Cleveland arrived in San Diego on 4 August 2011, returning from Pacific Partnership 2011, concluding the ship's final mission prior to its decommissioning. During the course of the ship's final mission, the medical contingent treated 38,696 patients at medical and dental civic action projects, or MEDCAPs and DENCAPs.

Both governments of the U.S. and Mexico could not come to an agreement regarding the sale of the vessel; therefore the ship continued on active duty until its decommissioning on 30 September 2011.

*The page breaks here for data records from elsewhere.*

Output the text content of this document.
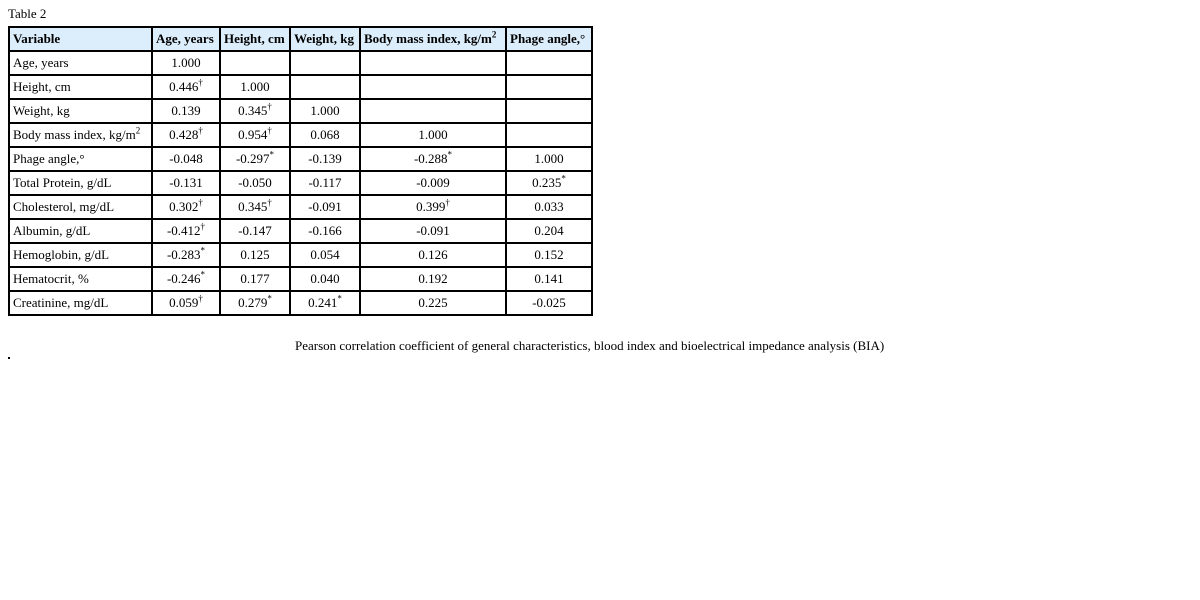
Table 2
Variable	Age, years	Height, cm	Weight, kg	Body mass index, $kg/m^2$	Phage angle,°
Age, years	1.000				
Height, cm	0.446†	1.000			
Weight, kg	0.139	0.345†	1.000		
Body mass index, $kg/m^2$	0.428†	0.954†	0.068	1.000	
Phage angle,°	-0.048	-0.297*	-0.139	-0.288*	1.000
Total Protein, g/dL	-0.131	-0.050	-0.117	-0.009	0.235*
Cholesterol, mg/dL	0.302†	0.345†	-0.091	0.399†	0.033
Albumin, g/dL	-0.412†	-0.147	-0.166	-0.091	0.204
Hemoglobin, g/dL	-0.283*	0.125	0.054	0.126	0.152
Hematocrit, %	-0.246*	0.177	0.040	0.192	0.141
Creatinine, mg/dL	0.059†	0.279*	0.241*	0.225	-0.025
Pearson correlation coefficient of general characteristics, blood index and bioelectrical impedance analysis (BIA)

The ship was stricken from the naval registry on 13 November 2017. As of November 2017, the ship was moored in the Naval Inactive Ship Maintenance Facility at Pearl Harbor, Hawaii. She was sunk as a target during naval live-fire exercise 'Valiant Shield 2024' by the 7th Fleet flagship in the north Pacific Ocean in coordination with the Multi-Domain Task Force and 181 Field Artillery Regiment of the Tennessee National Guard. The ship was hit as target by a PrSM Increment 2 anti-ship ballistic missile.

==Awards==
In her 44 years of service, Cleveland received two Combat Action Ribbons, the Joint Meritorious Unit Award, the Navy Unit Commendation, three Meritorious Unit Commendations, eight Navy Excellence Ribbons, three Armed Forces Expeditionary Medals, 23 Vietnam Service Medals, the Southwest Asia Service Medal, the Humanitarian Service Medal, the Coast Guard Unit Commendation with Operational Distinguishing Device, and three Vietnam Gallantry Cross Unit Citation.